Détenir des murs professionnels peut également faciliter la succession du professionnel de santé et le partage de ses actifs professionnels.
Acheter en direct ou avec une SCI
Lorsque le chirurgien-dentiste acquiert les locaux à titre privé, il peut aussi créer une structure dédiée ayant pour objet la détention et la location des locaux au cabinet : le plus souvent une Société Civile Immobilière (SCI) constituée avec d’autres praticiens ou les membres de la famille.

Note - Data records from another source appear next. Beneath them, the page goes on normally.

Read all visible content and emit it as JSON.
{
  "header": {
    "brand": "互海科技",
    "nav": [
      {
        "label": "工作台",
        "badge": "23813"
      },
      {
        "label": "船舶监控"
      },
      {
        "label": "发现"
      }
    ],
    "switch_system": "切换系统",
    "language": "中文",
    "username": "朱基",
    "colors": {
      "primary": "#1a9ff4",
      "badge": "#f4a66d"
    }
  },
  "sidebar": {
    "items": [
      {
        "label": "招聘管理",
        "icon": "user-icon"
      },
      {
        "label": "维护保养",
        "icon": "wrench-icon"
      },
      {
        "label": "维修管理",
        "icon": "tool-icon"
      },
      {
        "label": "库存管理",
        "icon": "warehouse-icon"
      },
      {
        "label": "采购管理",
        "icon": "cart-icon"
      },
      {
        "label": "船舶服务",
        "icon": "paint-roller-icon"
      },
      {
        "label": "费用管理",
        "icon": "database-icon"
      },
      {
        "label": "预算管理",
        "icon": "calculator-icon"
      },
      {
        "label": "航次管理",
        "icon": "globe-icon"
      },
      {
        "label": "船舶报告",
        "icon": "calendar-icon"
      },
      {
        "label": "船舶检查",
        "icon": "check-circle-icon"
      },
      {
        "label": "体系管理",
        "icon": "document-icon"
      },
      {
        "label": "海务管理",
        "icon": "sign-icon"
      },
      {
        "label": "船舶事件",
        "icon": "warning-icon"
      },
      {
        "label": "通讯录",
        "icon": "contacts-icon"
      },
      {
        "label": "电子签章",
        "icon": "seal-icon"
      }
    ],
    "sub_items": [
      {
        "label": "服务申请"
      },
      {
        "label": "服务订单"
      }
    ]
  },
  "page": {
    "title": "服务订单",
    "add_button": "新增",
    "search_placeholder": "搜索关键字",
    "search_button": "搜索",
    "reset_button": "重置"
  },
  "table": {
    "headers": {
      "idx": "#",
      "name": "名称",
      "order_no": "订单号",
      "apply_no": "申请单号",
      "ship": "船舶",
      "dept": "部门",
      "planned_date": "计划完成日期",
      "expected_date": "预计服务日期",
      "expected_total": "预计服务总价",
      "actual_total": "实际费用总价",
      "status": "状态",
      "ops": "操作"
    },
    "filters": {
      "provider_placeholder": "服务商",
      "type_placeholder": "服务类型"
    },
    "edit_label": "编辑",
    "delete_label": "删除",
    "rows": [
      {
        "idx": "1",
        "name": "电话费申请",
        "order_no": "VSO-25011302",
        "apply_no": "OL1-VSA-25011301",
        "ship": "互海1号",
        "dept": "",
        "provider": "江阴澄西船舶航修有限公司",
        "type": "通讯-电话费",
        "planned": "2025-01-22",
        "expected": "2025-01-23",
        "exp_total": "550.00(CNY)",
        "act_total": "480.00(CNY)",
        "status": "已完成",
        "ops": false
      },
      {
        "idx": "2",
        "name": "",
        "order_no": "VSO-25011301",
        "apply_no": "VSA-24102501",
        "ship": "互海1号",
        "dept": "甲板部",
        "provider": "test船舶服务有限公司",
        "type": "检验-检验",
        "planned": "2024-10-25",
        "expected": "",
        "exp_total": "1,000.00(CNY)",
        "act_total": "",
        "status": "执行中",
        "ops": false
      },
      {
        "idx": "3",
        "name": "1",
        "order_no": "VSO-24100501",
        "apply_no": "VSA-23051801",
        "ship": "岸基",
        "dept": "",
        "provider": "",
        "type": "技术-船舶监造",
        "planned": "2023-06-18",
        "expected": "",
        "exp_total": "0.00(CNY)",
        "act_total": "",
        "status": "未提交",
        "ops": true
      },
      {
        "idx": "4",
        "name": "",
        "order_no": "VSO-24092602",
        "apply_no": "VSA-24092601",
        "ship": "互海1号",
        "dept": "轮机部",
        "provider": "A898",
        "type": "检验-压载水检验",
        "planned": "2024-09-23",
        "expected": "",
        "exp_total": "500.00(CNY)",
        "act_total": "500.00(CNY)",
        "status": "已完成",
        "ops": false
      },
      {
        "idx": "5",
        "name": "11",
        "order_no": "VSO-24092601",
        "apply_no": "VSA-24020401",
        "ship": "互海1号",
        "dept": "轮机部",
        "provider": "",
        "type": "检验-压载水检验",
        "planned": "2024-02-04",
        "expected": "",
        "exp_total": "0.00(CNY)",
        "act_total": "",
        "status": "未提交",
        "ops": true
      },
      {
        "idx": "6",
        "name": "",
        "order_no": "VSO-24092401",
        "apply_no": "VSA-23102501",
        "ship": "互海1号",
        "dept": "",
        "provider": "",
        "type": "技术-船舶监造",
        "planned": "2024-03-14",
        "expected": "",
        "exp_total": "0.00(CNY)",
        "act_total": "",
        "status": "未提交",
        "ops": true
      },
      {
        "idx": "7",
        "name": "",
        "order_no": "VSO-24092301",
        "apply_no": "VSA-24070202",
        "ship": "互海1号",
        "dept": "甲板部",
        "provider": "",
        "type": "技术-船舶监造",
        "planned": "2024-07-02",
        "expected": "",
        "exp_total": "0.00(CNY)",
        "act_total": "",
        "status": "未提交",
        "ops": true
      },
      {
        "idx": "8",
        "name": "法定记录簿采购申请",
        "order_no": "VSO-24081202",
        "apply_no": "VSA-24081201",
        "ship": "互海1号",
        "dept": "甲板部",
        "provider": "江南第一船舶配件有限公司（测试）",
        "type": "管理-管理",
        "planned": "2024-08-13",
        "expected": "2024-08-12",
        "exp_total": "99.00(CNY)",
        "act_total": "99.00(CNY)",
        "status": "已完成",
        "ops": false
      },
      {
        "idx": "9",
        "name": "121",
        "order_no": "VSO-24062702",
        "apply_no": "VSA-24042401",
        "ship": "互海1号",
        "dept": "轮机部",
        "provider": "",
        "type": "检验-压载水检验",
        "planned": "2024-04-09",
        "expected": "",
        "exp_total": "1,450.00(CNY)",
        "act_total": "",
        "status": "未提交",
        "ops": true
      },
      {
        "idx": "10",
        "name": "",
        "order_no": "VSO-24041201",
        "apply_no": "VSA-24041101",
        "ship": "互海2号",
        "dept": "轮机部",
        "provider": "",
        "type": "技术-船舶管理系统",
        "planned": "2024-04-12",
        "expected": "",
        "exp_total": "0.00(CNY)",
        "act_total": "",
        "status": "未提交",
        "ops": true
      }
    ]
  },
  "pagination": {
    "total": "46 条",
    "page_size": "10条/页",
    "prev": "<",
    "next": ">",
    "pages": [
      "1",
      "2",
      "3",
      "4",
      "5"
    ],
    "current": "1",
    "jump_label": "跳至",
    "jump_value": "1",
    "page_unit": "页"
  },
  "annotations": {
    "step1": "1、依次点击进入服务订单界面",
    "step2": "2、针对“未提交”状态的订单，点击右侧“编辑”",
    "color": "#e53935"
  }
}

L’écran juridique de la SCI permet de dissocier le patrimoine immobilier des autres biens de l’actif professionnel. Pour le professionnel de santé, c’est également un moyen de s’assurer des revenus grâce à la location des locaux et de préparer la succession dans de meilleures conditions : les parts de la SCI attribuées au conjoint ou aux enfants leur appartiennent en propre, et elles n’auront pas à être intégrées à la succession, ce qui diminuera le montant des droits à payer.

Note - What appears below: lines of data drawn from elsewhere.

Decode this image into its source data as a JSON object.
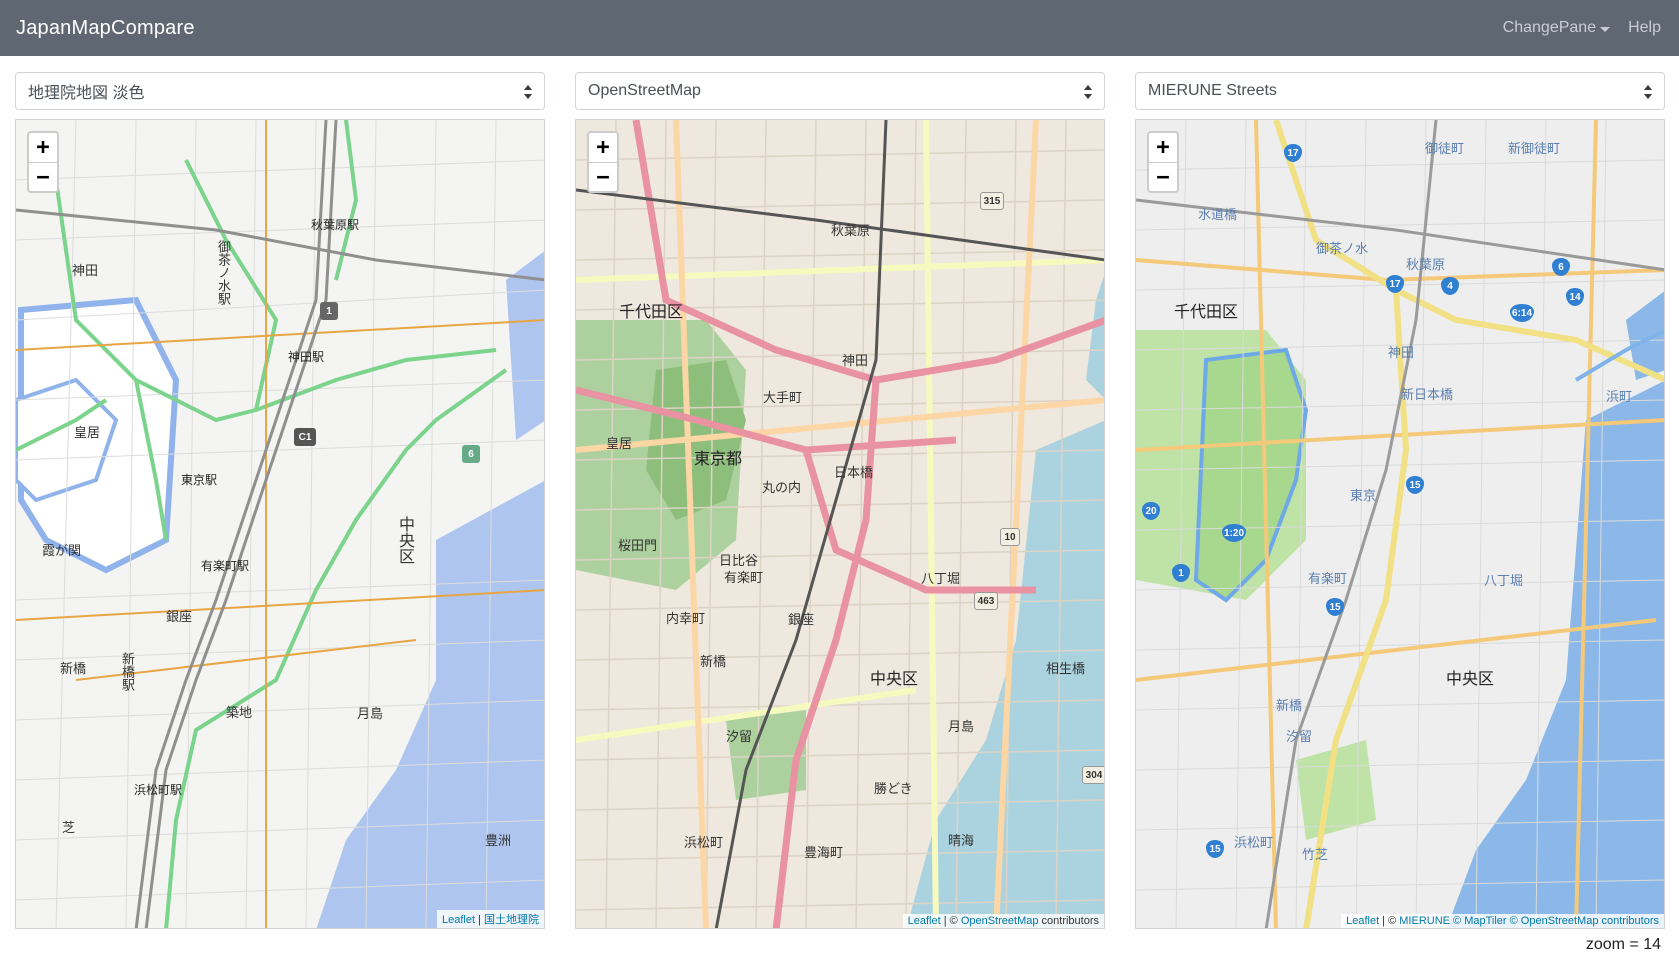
{
  "app": {
    "brand": "JapanMapCompare"
  },
  "nav": {
    "change_pane": "ChangePane",
    "help": "Help"
  },
  "panes": [
    {
      "selected_layer": "地理院地図 淡色",
      "attribution": {
        "leaflet": "Leaflet",
        "sep": " | ",
        "source": "国土地理院",
        "suffix": ""
      },
      "labels": [
        "秋葉原駅",
        "神田",
        "御茶ノ水駅",
        "神田駅",
        "皇居",
        "東京駅",
        "霞が関",
        "有楽町駅",
        "銀座",
        "中央区",
        "新橋",
        "新橋駅",
        "築地",
        "月島",
        "浜松町駅",
        "芝",
        "豊洲"
      ],
      "shields": [
        "1",
        "C1",
        "6"
      ]
    },
    {
      "selected_layer": "OpenStreetMap",
      "attribution": {
        "leaflet": "Leaflet",
        "sep": " | © ",
        "source": "OpenStreetMap",
        "suffix": " contributors"
      },
      "labels": [
        "千代田区",
        "東京都",
        "皇居",
        "秋葉原",
        "神田",
        "大手町",
        "丸の内",
        "日本橋",
        "有楽町",
        "銀座",
        "中央区",
        "新橋",
        "月島",
        "勝どき",
        "晴海",
        "豊海町",
        "浜松町",
        "汐留",
        "八丁堀",
        "相生橋",
        "日比谷",
        "桜田門",
        "内幸町"
      ],
      "shields": [
        "315",
        "10",
        "463",
        "304"
      ]
    },
    {
      "selected_layer": "MIERUNE Streets",
      "attribution": {
        "leaflet": "Leaflet",
        "sep": " | © ",
        "source": "MIERUNE © MapTiler © OpenStreetMap contributors",
        "suffix": ""
      },
      "labels": [
        "千代田区",
        "中央区",
        "水道橋",
        "御茶ノ水",
        "秋葉原",
        "新日本橋",
        "東京",
        "有楽町",
        "新橋",
        "汐留",
        "浜松町",
        "八丁堀",
        "御徒町",
        "新御徒町",
        "浜町",
        "竹芝",
        "神田"
      ],
      "shields": [
        "17",
        "17",
        "4",
        "6",
        "14",
        "6:14",
        "15",
        "20",
        "1:20",
        "1",
        "15",
        "15"
      ]
    }
  ],
  "status": {
    "zoom": "zoom = 14"
  }
}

À noter : on peut mettre en SCI des locaux dont on est déjà propriétaire, ou acquérir des locaux postérieurement à la constitution de la SCI.

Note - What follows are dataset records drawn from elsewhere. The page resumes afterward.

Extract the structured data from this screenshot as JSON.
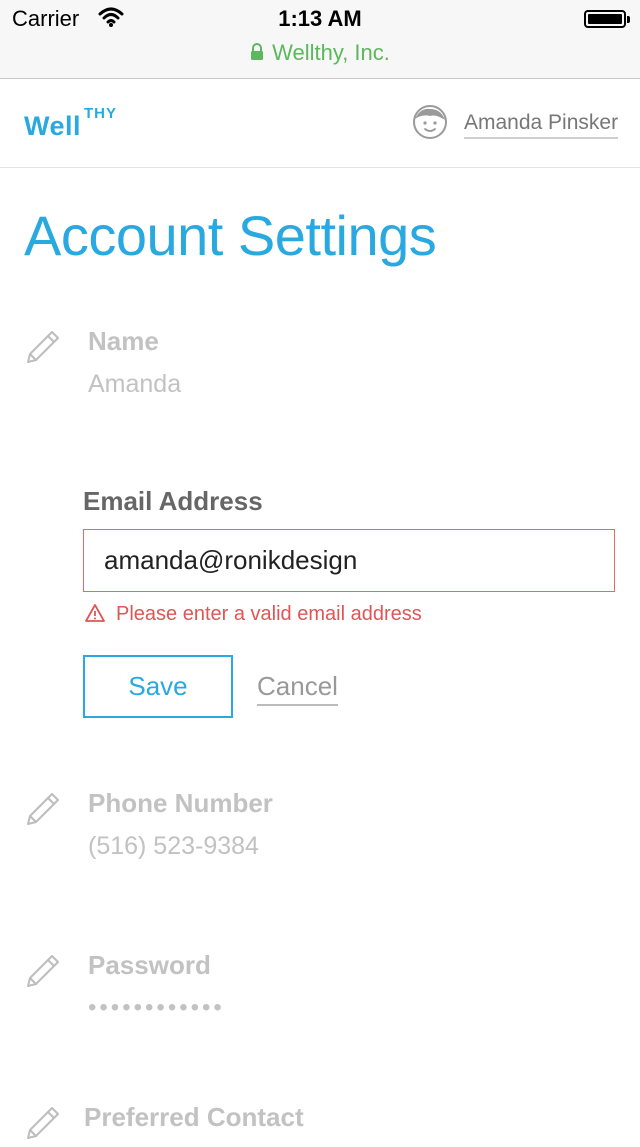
{
  "status_bar": {
    "carrier": "Carrier",
    "time": "1:13 AM",
    "site_name": "Wellthy, Inc.",
    "site_color": "#5cb85c",
    "icons": [
      "wifi-icon",
      "battery-icon",
      "lock-icon"
    ]
  },
  "header": {
    "logo_main": "Well",
    "logo_sup": "THY",
    "brand_color": "#29a9e0",
    "user_name": "Amanda Pinsker",
    "avatar_icon": "avatar-face-icon"
  },
  "page": {
    "title": "Account Settings"
  },
  "fields": {
    "name": {
      "label": "Name",
      "value": "Amanda",
      "icon": "pencil-icon"
    },
    "email": {
      "label": "Email Address",
      "value": "amanda@ronikdesign",
      "error": "Please enter a valid email address",
      "error_color": "#e05555",
      "error_icon": "warning-icon",
      "save_label": "Save",
      "cancel_label": "Cancel"
    },
    "phone": {
      "label": "Phone Number",
      "value": "(516) 523-9384",
      "icon": "pencil-icon"
    },
    "password": {
      "label": "Password",
      "value": "••••••••••••",
      "icon": "pencil-icon"
    },
    "preferred_contact": {
      "label": "Preferred Contact",
      "icon": "pencil-icon"
    }
  }
}
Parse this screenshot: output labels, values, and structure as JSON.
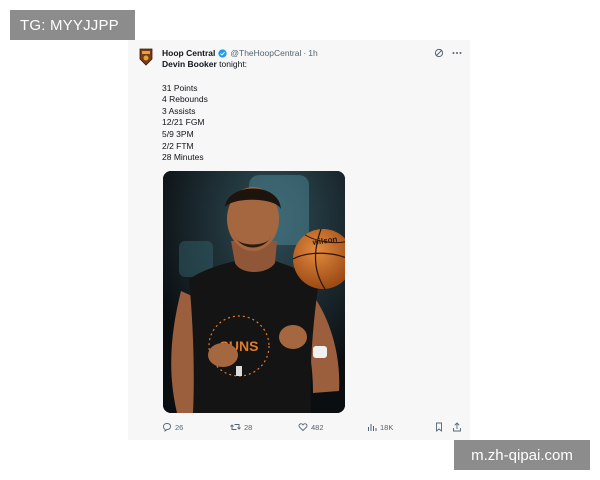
{
  "watermarks": {
    "top_left": "TG: MYYJJPP",
    "bottom_right": "m.zh-qipai.com"
  },
  "tweet": {
    "display_name": "Hoop Central",
    "handle": "@TheHoopCentral",
    "separator": "·",
    "time": "1h",
    "verified": true,
    "intro_name": "Devin Booker",
    "intro_rest": " tonight:",
    "stats": [
      "31 Points",
      "4 Rebounds",
      "3 Assists",
      "12/21 FGM",
      "5/9 3PM",
      "2/2 FTM",
      "28 Minutes"
    ],
    "media": {
      "subject": "basketball player in black warm-up shirt with a basketball",
      "shirt_ring_text": "SUNS BASKETBALL PHXX",
      "shirt_center": "SUNS"
    },
    "actions": {
      "replies": "26",
      "reposts": "28",
      "likes": "482",
      "views": "18K"
    },
    "icons": {
      "header": [
        "grok-icon",
        "more-icon"
      ],
      "actions": [
        "reply-icon",
        "repost-icon",
        "like-icon",
        "views-icon",
        "bookmark-icon",
        "share-icon"
      ]
    }
  },
  "colors": {
    "verified_blue": "#1d9bf0",
    "text": "#0f1419",
    "secondary": "#536471",
    "card_bg": "#f7f7f7",
    "watermark_bg": "#8c8c8c"
  }
}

Les conséquences fiscales de l’achat
En cas d’acquisition de locaux affectés à l’actif professionnel, le chirurgien-dentiste peut déduire fiscalement les frais d’acquisition, les amortissements et les intérêts d’emprunt, les frais d’assurance, les dépenses de réparation et d’entretien, notamment.
En cas d’acquisition de locaux affectés au patrimoine personnel, la location des murs au cabinet permet de percevoir des loyers. Ces revenus sont imposables en revenus fonciers pour le praticien, mais les loyers versés sont déductibles du bénéfice imposable du cabinet.
À noter : si les locaux sont à usage professionnel et d’habitation, seule la partie affectée à l’exercice peut donner lieu à déduction des amortissements.
Financer l’acquisition
Quelles qu’en soient les modalités, l’acquisition des locaux professionnels du chirurgien-dentiste peut être réalisée grâce à un crédit immobilier qui peut financer la totalité de l’opération.
De nombreuses options sont également possibles : crédit à taux fixe, à taux variable, à taux fixe à échéances modulables, notamment. Par exemple, lorsque le prêt est à taux fixe, ce taux ne peut pas être modifié par la suite. Le professionnel de santé est donc à l’abri d’une hausse des taux d’intérêt, mais, inversement, il ne peut pas bénéficier d’une baisse.
Dans tous les cas, le chirurgien-dentiste peut déterminer librement ses mensualités en fonction de la durée de son prêt, ce qui fait du crédit immobilier un financement à la carte.